韩山河接过药包,发现岳父的手上多了几道血口子——想必是劈柴时伤着的。这个一向强势的男人,此刻看起来苍老了许多。
“爹……”赵秀兰轻声唤道。
赵德贵摆摆手,转身要走,又停住脚步:“调查组明天去县里。我……我把账本和信给他们了。”
韩山河和赵秀兰惊讶地对视一眼。
“迟早要有个了断。”赵德贵的声音沙哑,“这些年,我做梦都听见那些姑娘的哭声……”他顿了顿,“你们要是怪我胆小怕事,我认。”
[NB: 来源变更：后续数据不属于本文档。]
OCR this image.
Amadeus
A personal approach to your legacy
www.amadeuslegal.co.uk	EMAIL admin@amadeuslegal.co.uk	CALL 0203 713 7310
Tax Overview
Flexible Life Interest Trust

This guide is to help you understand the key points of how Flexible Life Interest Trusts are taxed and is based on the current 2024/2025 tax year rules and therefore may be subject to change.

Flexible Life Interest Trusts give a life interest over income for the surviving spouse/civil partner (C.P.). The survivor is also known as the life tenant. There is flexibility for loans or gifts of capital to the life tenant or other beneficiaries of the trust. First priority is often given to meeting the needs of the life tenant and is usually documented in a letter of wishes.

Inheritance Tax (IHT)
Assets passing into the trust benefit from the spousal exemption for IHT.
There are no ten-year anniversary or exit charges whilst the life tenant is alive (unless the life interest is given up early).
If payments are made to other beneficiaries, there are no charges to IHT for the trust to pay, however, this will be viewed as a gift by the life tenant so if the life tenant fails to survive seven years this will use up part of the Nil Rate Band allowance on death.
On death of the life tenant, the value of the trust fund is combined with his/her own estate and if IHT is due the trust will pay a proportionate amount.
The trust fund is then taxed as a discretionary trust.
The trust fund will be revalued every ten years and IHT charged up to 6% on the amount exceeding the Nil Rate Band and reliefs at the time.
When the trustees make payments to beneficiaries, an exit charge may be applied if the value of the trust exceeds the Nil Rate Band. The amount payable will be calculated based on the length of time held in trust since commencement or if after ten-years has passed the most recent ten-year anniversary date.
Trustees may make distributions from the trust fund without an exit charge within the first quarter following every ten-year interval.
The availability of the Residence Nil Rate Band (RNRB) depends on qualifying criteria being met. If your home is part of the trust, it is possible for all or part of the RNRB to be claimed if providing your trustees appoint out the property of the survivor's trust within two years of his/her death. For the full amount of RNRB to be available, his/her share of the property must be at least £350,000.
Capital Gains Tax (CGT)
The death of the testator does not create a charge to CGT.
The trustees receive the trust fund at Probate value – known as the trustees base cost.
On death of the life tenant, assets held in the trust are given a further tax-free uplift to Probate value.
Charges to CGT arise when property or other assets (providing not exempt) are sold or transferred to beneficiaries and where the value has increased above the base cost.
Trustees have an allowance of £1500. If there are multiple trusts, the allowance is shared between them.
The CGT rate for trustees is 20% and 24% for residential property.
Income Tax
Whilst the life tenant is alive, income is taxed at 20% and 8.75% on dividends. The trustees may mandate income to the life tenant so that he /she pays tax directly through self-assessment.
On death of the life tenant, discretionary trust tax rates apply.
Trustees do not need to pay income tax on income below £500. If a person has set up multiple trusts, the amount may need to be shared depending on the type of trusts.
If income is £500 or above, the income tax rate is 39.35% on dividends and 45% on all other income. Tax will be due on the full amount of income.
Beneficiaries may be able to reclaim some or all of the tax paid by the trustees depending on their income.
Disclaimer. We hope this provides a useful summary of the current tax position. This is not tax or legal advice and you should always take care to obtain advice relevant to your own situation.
“爹!”赵秀兰挣扎着下炕,差点摔倒。韩山河赶紧扶住她,两人一起跪在赵德贵面前。
“您是我们最敬重的人。”韩山河真诚地说,“换作是我,未必有您这样的勇气和智慧。”
赵德贵的眼圈红了。他伸手扶起女儿女婿,第一次用颤抖的声音说:“我……我怕连累你们啊……”
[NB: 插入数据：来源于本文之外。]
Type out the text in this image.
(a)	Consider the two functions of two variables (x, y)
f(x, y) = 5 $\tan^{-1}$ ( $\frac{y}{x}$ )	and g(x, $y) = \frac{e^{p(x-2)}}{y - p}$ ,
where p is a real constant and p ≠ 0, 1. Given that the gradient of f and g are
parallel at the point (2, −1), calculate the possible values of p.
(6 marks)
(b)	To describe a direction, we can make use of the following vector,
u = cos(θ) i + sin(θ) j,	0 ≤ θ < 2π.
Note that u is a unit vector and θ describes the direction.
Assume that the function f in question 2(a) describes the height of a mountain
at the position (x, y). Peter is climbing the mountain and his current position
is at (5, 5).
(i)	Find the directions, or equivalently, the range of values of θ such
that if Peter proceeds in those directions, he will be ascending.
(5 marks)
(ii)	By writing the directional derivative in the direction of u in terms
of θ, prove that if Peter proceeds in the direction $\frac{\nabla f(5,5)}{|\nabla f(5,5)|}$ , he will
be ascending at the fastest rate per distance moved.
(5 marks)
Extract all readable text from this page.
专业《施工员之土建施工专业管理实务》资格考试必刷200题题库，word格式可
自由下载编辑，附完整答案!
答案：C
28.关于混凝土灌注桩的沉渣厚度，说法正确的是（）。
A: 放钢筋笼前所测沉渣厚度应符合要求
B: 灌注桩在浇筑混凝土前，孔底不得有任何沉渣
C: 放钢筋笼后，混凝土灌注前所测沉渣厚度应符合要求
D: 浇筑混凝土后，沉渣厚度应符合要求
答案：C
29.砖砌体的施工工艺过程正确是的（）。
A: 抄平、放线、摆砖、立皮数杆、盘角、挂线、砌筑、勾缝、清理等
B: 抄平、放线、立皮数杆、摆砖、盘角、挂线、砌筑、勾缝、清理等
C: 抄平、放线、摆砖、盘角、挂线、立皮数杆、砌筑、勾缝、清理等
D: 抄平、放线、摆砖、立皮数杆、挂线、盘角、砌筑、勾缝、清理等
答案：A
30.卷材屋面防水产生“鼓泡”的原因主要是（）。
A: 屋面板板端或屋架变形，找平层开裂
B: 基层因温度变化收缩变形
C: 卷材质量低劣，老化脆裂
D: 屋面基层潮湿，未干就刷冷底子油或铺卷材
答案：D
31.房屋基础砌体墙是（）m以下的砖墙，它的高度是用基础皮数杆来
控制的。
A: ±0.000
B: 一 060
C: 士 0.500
这一刻,三个人的手紧紧握在一起,所有的隔阂与秘密都烟消云散。
三天后,县里传来消息:刘长贵被停职审查,李质检也被带走调查。村里人议论纷纷,有人拍手称快,也有人担心报复。
赵德贵却出奇地平静,照常打理着磨坊和田地。只是每到傍晚,他就会站在院门口张望,像是在等待什么。
这天黄昏,一个穿着灰色干部服的年轻人来到赵家。韩山河正在院里劈柴,警惕地站起来:“你找谁?”
“请问赵德贵同志在家吗?”年轻人彬彬有礼地问,“我是地区纪委的小张,来送个信儿。”
赵德贵闻声出来,看到来人,手不自觉地抖了一下。
“赵叔,”年轻人亲切地说,“刘长贵的案子有重大突破。他交代了所有问题,包括当年强迫李丽华的事。组织上让我来告诉您,可以安心了。”
赵德贵的身子晃了晃,韩山河赶紧扶住他。
“还有,”年轻人从公文包里取出一个信封,“这是李丽华同志托我带给您的。她现在在省妇联工作,说要亲自回来感谢您。”
年轻人走后,赵德贵坐在堂屋里,久久地盯着那个信封。韩山河和赵秀兰安静地陪在一旁,谁也没有催促。
终于,赵德贵拆开信封,里面是一张照片和一封信。照片上,一个穿着时髦的年轻女子站在省城的高楼前,笑容灿烂。赵德贵的手指轻轻抚过照片,眼泪无声地流下来。
“是丽华……”他哽咽着说,“长大了,变样了……”
赵秀兰接过信,轻声念道:“赵叔,我终于能堂堂正正地回家了。这些年多亏您当年救我,还帮我安排了工作。听说您女儿也长大了,真想见见她……”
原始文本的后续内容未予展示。